President Reagan said yesterday that the rest of the world's currencies would gain against the dollar as other countries "improve their economies," and therefore the review of the international monetary system that some people have suggested is not a top priority.
Meanwhile, the Treasury reported to Congress that returning to managed currency exchange rates could impair the ability of the United States and other major nations to pursue strong economic growth with low inflation. "There are no practical alternatives to the flexible exchange-rate system which should be adopted at this time," the report said.
At a White House breakfast with a group of Washington reporters, Reagan was asked whether some new study of the strong dollar might be undertaken in response to fears here and abroad that eventually it might fall sharply, injuring the U.S. and global economies.
Reagan acknowledged that some reduction in the dollar's strength against other currencies "could be beneficial to all of us, because our country has the ability to export economic trouble as well as economic recovery." Other countries complain that an overvalued dollar forces them to keep interest rates too high, discouraging efforts to expand their economies and reduce unemployment.
But the president suggested that greater stability will be achieved without a new international effort at monetary reform, primarily because economic activity in other major nations is reviving, which will strengthen their own currency values.
"This has come up before in international meetings," Reagan said. "There are others that look back at Bretton Woods and . . . wonder should we take another look and see that there have been distortions or whether something better can be worked out. We're always willing to listen and look at this, and I agree that, if there was a sudden -- you might say, collapse -- of the dollar . . . I think it could be very harmful in leading the world to believe that we are all in greater economic trouble than we are."
The president's comments, together with the Treasury report to Congress, were taken as a response to various plans circulating in Europe calling for greater currency stability.
The Treasury report said that sharp swings in currency relationships can be attributed to "the turbulent world economic and political environment" during the past decade, rather than to the floating-rate system.
Just last week, European Community External Affairs Commissioner Willy de Clerq told a Washington press conference that ways must be found to encourage greater stability of exchange rates.
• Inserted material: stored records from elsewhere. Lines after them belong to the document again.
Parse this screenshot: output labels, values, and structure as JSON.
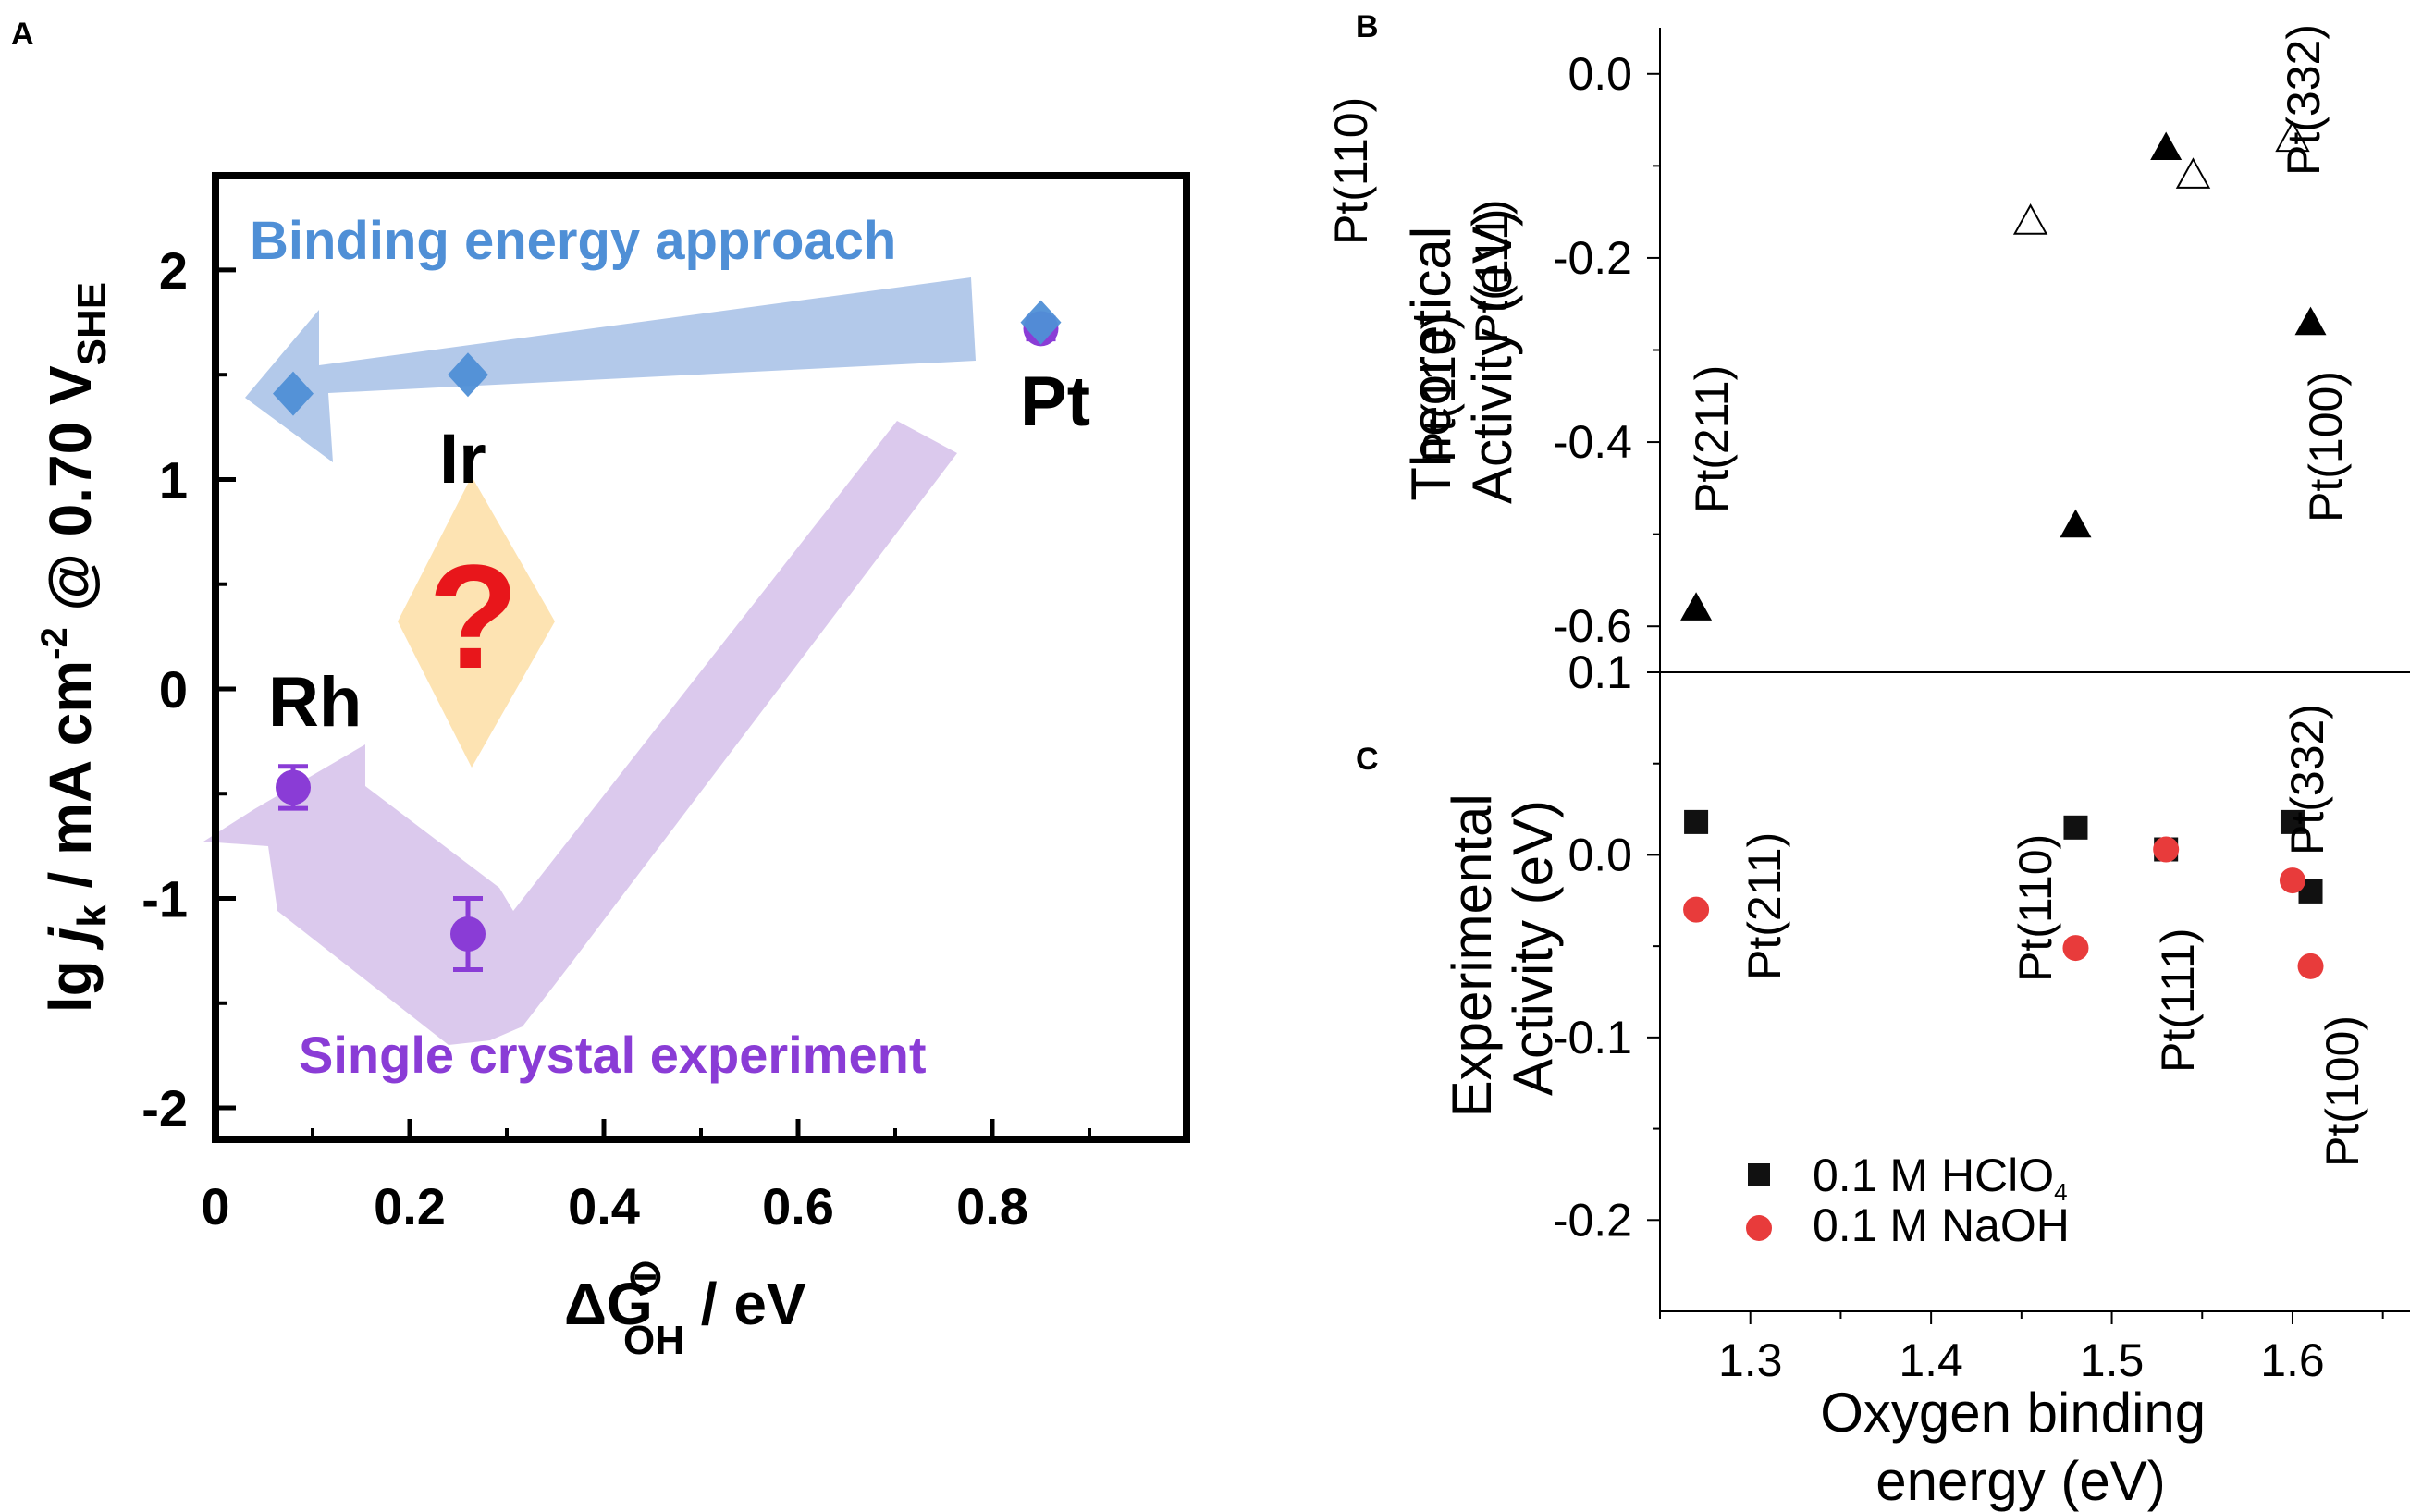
{
  "panel_labels": [
    "A",
    "B",
    "C"
  ],
  "colors": {
    "binding": "#4f8fd6",
    "binding_arrow": "#b3c9ea",
    "single": "#8a3cd6",
    "single_arrow": "#d9c6ec",
    "diamond": "#fde3b2",
    "question": "#e8161b",
    "naoh": "#e83b3b",
    "hclo4": "#111111"
  },
  "chart_data": [
    {
      "panel": "A",
      "type": "scatter",
      "ylabel_parts": [
        "lg ",
        "j",
        "k",
        " / mA cm",
        "-2",
        " @ 0.70 V",
        "SHE"
      ],
      "xlabel_parts": [
        "ΔG",
        "⊖",
        "OH",
        " / eV"
      ],
      "xlim": [
        0,
        1.0
      ],
      "ylim": [
        -2.15,
        2.45
      ],
      "xticks": [
        "0",
        "0.2",
        "0.4",
        "0.6",
        "0.8"
      ],
      "xtick_values": [
        0,
        0.2,
        0.4,
        0.6,
        0.8
      ],
      "yticks": [
        "-2",
        "-1",
        "0",
        "1",
        "2"
      ],
      "ytick_values": [
        -2,
        -1,
        0,
        1,
        2
      ],
      "series": [
        {
          "name": "Binding energy approach",
          "marker": "diamond",
          "points": [
            {
              "label": "Rh",
              "x": 0.08,
              "y": 1.41
            },
            {
              "label": "Ir",
              "x": 0.26,
              "y": 1.5
            },
            {
              "label": "Pt",
              "x": 0.85,
              "y": 1.75
            }
          ]
        },
        {
          "name": "Single crystal experiment",
          "marker": "circle",
          "points": [
            {
              "label": "Rh",
              "x": 0.08,
              "y": -0.47,
              "err": 0.1
            },
            {
              "label": "Ir",
              "x": 0.26,
              "y": -1.17,
              "err": 0.17
            },
            {
              "label": "Pt",
              "x": 0.85,
              "y": 1.72,
              "err": 0.05
            }
          ]
        }
      ],
      "annotations": {
        "binding_text": "Binding energy approach",
        "single_text": "Single crystal experiment",
        "question": "?",
        "metal_labels": [
          "Rh",
          "Ir",
          "Pt"
        ]
      }
    },
    {
      "panel": "B",
      "type": "scatter",
      "ylabel_lines": [
        "Theoretical",
        "Activity (eV)"
      ],
      "xlim": [
        1.25,
        1.665
      ],
      "ylim": [
        -0.65,
        0.05
      ],
      "yticks": [
        "0.0",
        "-0.2",
        "-0.4",
        "-0.6"
      ],
      "ytick_values": [
        0.0,
        -0.2,
        -0.4,
        -0.6
      ],
      "series": [
        {
          "name": "filled",
          "marker": "triangle",
          "points": [
            {
              "label": "Pt(211)",
              "x": 1.27,
              "y": -0.58
            },
            {
              "label": "Pt(110)",
              "x": 1.48,
              "y": -0.49
            },
            {
              "label": "Pt(111)",
              "x": 1.53,
              "y": -0.08
            },
            {
              "label": "Pt(100)",
              "x": 1.61,
              "y": -0.27
            }
          ]
        },
        {
          "name": "open",
          "marker": "triangle-open",
          "points": [
            {
              "label": "Pt(110)",
              "x": 1.455,
              "y": -0.16
            },
            {
              "label": "Pt(111)",
              "x": 1.545,
              "y": -0.11
            },
            {
              "label": "Pt(332)",
              "x": 1.6,
              "y": -0.07
            }
          ]
        }
      ]
    },
    {
      "panel": "C",
      "type": "scatter",
      "ylabel_lines": [
        "Experimental",
        "Activity (eV)"
      ],
      "xlabel_lines": [
        "Oxygen binding",
        "energy (eV)"
      ],
      "xlim": [
        1.25,
        1.665
      ],
      "ylim": [
        -0.25,
        0.1
      ],
      "xticks": [
        "1.3",
        "1.4",
        "1.5",
        "1.6"
      ],
      "xtick_values": [
        1.3,
        1.4,
        1.5,
        1.6
      ],
      "yticks": [
        "0.1",
        "0.0",
        "-0.1",
        "-0.2"
      ],
      "ytick_values": [
        0.1,
        0.0,
        -0.1,
        -0.2
      ],
      "legend": [
        {
          "label": "0.1 M HClO",
          "sub": "4",
          "marker": "square"
        },
        {
          "label": "0.1 M NaOH",
          "sub": "",
          "marker": "circle"
        }
      ],
      "series": [
        {
          "name": "0.1 M HClO4",
          "marker": "square",
          "points": [
            {
              "x": 1.27,
              "y": 0.018
            },
            {
              "x": 1.48,
              "y": 0.015
            },
            {
              "x": 1.53,
              "y": 0.003
            },
            {
              "x": 1.6,
              "y": 0.018
            },
            {
              "x": 1.61,
              "y": -0.02
            }
          ]
        },
        {
          "name": "0.1 M NaOH",
          "marker": "circle",
          "points": [
            {
              "x": 1.27,
              "y": -0.03
            },
            {
              "x": 1.48,
              "y": -0.051
            },
            {
              "x": 1.53,
              "y": 0.003
            },
            {
              "x": 1.6,
              "y": -0.014
            },
            {
              "x": 1.61,
              "y": -0.061
            }
          ]
        }
      ],
      "point_labels": [
        "Pt(211)",
        "Pt(110)",
        "Pt(111)",
        "Pt(332)",
        "Pt(100)"
      ]
    }
  ]
}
He suggested that the world's leaders might examine broadening the European Monetary System -- which limits the permissible fluctuations among Europe's paper monies -- to the dollar and other currencies.
De Clerq cited with approval a comment made two weeks ago by Treasury Secretary James A. Baker III indicating a willingness to take "a new look" at possible international monetary reforms. "I find that encouraging," de Clerq said.
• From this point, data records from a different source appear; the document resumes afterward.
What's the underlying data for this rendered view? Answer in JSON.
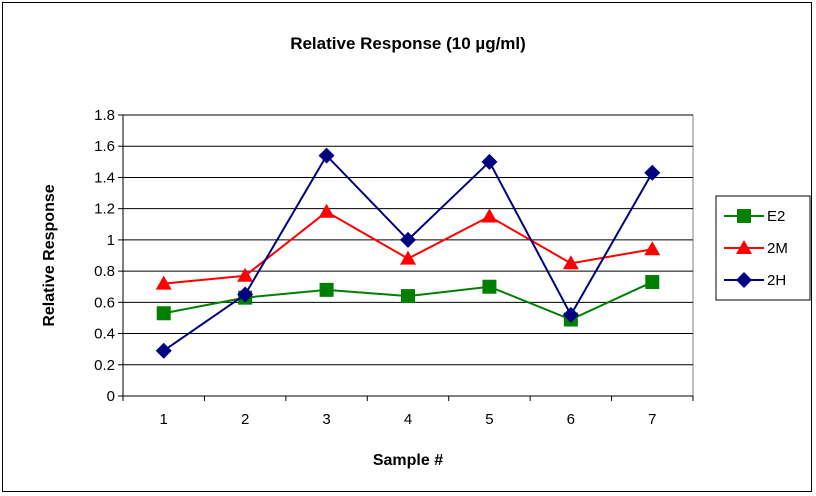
{
  "chart_data": {
    "type": "line",
    "title": "Relative Response (10 µg/ml)",
    "xlabel": "Sample #",
    "ylabel": "Relative Response",
    "categories": [
      "1",
      "2",
      "3",
      "4",
      "5",
      "6",
      "7"
    ],
    "yticks": [
      "0",
      "0.2",
      "0.4",
      "0.6",
      "0.8",
      "1",
      "1.2",
      "1.4",
      "1.6",
      "1.8"
    ],
    "ylim": [
      0,
      1.8
    ],
    "grid": "horizontal",
    "legend_position": "right",
    "series": [
      {
        "name": "E2",
        "color": "#008000",
        "marker": "square",
        "values": [
          0.53,
          0.63,
          0.68,
          0.64,
          0.7,
          0.49,
          0.73
        ]
      },
      {
        "name": "2M",
        "color": "#ff0000",
        "marker": "triangle",
        "values": [
          0.72,
          0.77,
          1.18,
          0.88,
          1.15,
          0.85,
          0.94
        ]
      },
      {
        "name": "2H",
        "color": "#000080",
        "marker": "diamond",
        "values": [
          0.29,
          0.65,
          1.54,
          1.0,
          1.5,
          0.52,
          1.43
        ]
      }
    ]
  }
}
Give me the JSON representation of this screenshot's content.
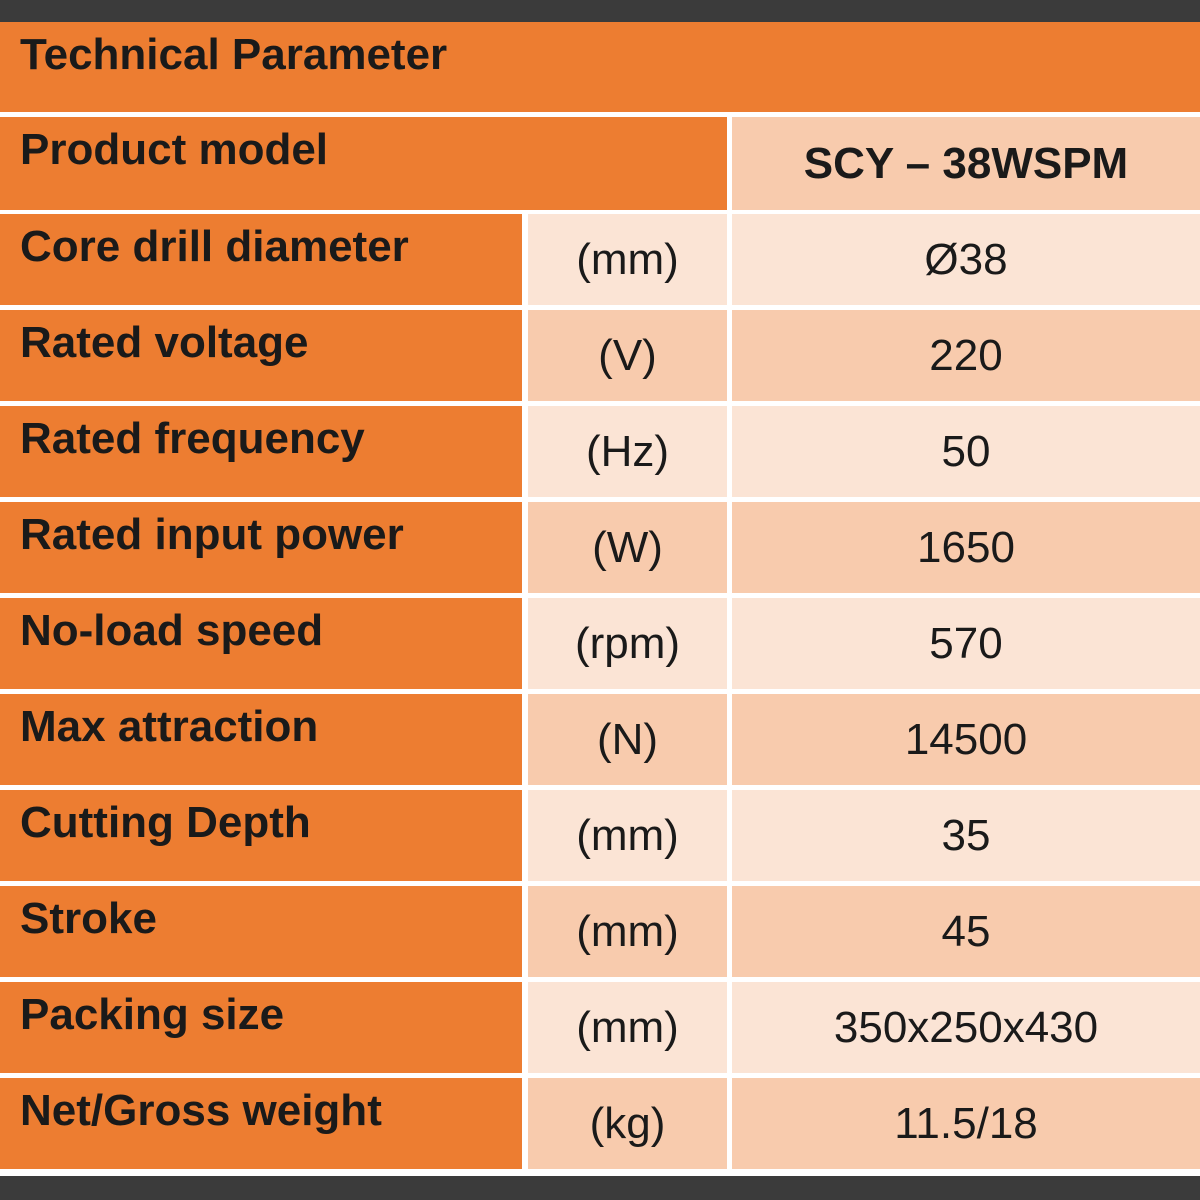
{
  "header": {
    "title": "Technical Parameter"
  },
  "table": {
    "model_label": "Product model",
    "model": "SCY – 38WSPM",
    "rows": [
      [
        "Core drill diameter",
        "(mm)",
        "Ø38"
      ],
      [
        "Rated voltage",
        "(V)",
        "220"
      ],
      [
        "Rated frequency",
        "(Hz)",
        "50"
      ],
      [
        "Rated input power",
        "(W)",
        "1650"
      ],
      [
        "No-load speed",
        "(rpm)",
        "570"
      ],
      [
        "Max attraction",
        "(N)",
        "14500"
      ],
      [
        "Cutting Depth",
        "(mm)",
        "35"
      ],
      [
        "Stroke",
        "(mm)",
        "45"
      ],
      [
        "Packing size",
        "(mm)",
        "350x250x430"
      ],
      [
        "Net/Gross weight",
        "(kg)",
        "11.5/18"
      ]
    ]
  }
}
Although Baker's comment was cited in the question put to Reagan, he stuck to previously articulated views that the huge gap between the value of the dollar and those of other currencies reflected the difference in the progress of the economies involved. He said that the American recovery "has begun to stimulate improvements among our trading partners."
The question of international monetary reform has persisted since the collapse of the Bretton Woods fixed-rate system a dozen years ago. As currency volatility has increased, many Europeans have called for a "Bretton Woods II" or other international conference to try to evolve a system to bring major currencies closer together.
Former Treasury secretary Donald T. Regan, now White House chief of staff, at one point indicated some interest in such a conference. A new Bretton Woods conference also has been backed heavily by French President Francois Mitterrand, who pressed the issue at the economic summits in Versailles in 1982 and in Williamsburg in 1983.
A study group on international monetary reform, under the finance ministers of the 10 largest nations, evolved out of those two summits. That committee is preparing a report that is likely to be discussed at the economic summit in Bonn in May, although it is not scheduled to be completed until mid-1985, according to the Treasury report issued yesterday. It is expected to call for better coordination of economic policy and stricter surveillance by the International Monetary Fund.
But such generalized suggestions have been made before; anything more specific to alter the present exchange-rate system, in which rates are allowed to change according to the dictates of the market, has been resisted by the Reagan administration for the past four years.
The Treasury report, required as part of the congressional legislation of 1983 enlarging United States participation in the IMF, indicates that the Reagan policy hasn't shifted.
"The current exchange-rate system has, in fact, made a positive contribution to the adjustment process and to the maintenance of international trade and investment," the report said.
The report also said that the IMF has adequate resources for the foreseeable future, and that the current case-by-case management of the Third World debt problem is working well. It also said that, although there is no evidence of Japanese manipulation of the yen, "a variety of restrictions and controls" have kept the yen from fully reflecting the strength of the Japanese economy.